Ambos miraban tras su espalda en busca de un mal que no terminaba de llegar. No se dirigían la mirada, incapaces de romper el gélido hielo que se había establecido a su alrededor y temerosos de que sus ojos se encontrasen. Ya fuera por el miedo o por la desconfianza que pululaba como un fantasma entre ellos, ninguno de los dos daba el primer paso.
El rumbo todavía seguía siendo incierto. La muchacha de cabellera negra permanecía sosegada dentro de su desorden mientras veía a su compañero marcar una ruta.
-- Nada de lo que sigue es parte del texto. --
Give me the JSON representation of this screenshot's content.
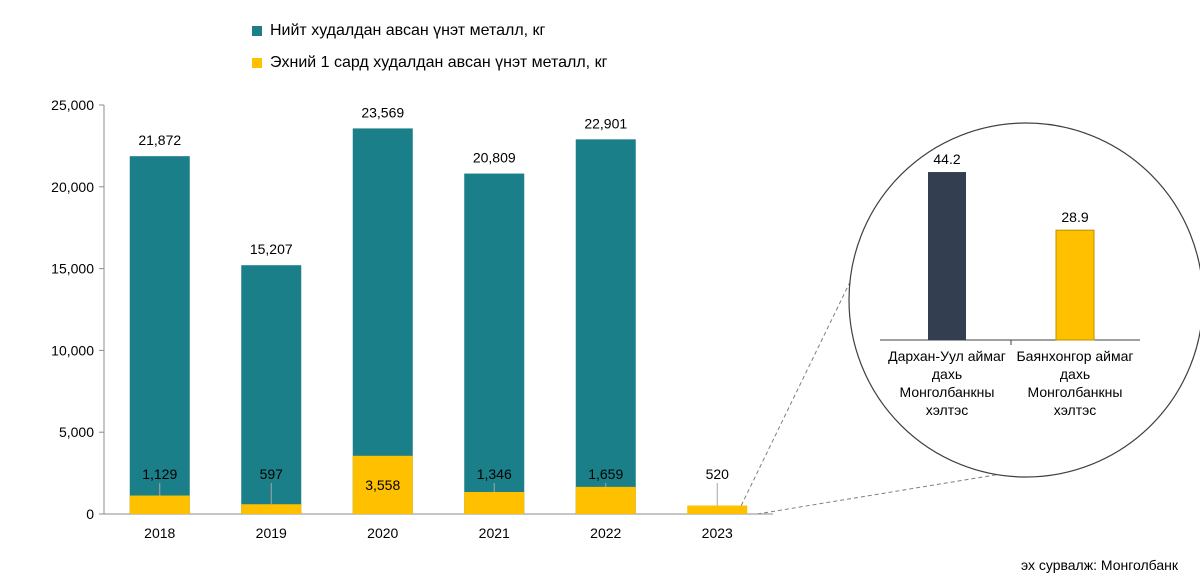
{
  "chart_data": [
    {
      "type": "bar",
      "stacked": false,
      "overlay": true,
      "categories": [
        "2018",
        "2019",
        "2020",
        "2021",
        "2022",
        "2023"
      ],
      "series": [
        {
          "name": "Нийт худалдан авсан үнэт металл, кг",
          "values": [
            21872,
            15207,
            23569,
            20809,
            22901,
            null
          ],
          "color": "#1a7f88",
          "labels": [
            "21,872",
            "15,207",
            "23,569",
            "20,809",
            "22,901",
            ""
          ]
        },
        {
          "name": "Эхний 1 сард худалдан авсан үнэт металл, кг",
          "values": [
            1129,
            597,
            3558,
            1346,
            1659,
            520
          ],
          "color": "#ffc000",
          "labels": [
            "1,129",
            "597",
            "3,558",
            "1,346",
            "1,659",
            "520"
          ]
        }
      ],
      "ylim": [
        0,
        25000
      ],
      "yticks": [
        0,
        5000,
        10000,
        15000,
        20000,
        25000
      ],
      "ytick_labels": [
        "0",
        "5,000",
        "10,000",
        "15,000",
        "20,000",
        "25,000"
      ],
      "grid": false,
      "legend": "top-left"
    },
    {
      "type": "bar",
      "categories": [
        "Дархан-Уул аймаг дахь Монголбанкны хэлтэс",
        "Баянхонгор аймаг дахь Монголбанкны хэлтэс"
      ],
      "category_lines": [
        [
          "Дархан-Уул аймаг",
          "дахь",
          "Монголбанкны",
          "хэлтэс"
        ],
        [
          "Баянхонгор аймаг",
          "дахь",
          "Монголбанкны",
          "хэлтэс"
        ]
      ],
      "values": [
        44.2,
        28.9
      ],
      "labels": [
        "44.2",
        "28.9"
      ],
      "colors": [
        "#333f50",
        "#ffc000"
      ],
      "ylim": [
        0,
        50
      ]
    }
  ],
  "source": "эх сурвалж: Монголбанк"
}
Jugueteaba con un cacho de madera que había encontrado en el suelo, evitando así el nerviosismo que le crecía en el interior por estar a solas con él.
Al fin y al cabo, sabía de lo que era capaz.
Conocía a aquel hombre, era el ojo derecho de uno de los seres más poderosos del planeta. Su océano castaño acompañado con a espuma de mar grisácea era la prueba de su fangoso corazón.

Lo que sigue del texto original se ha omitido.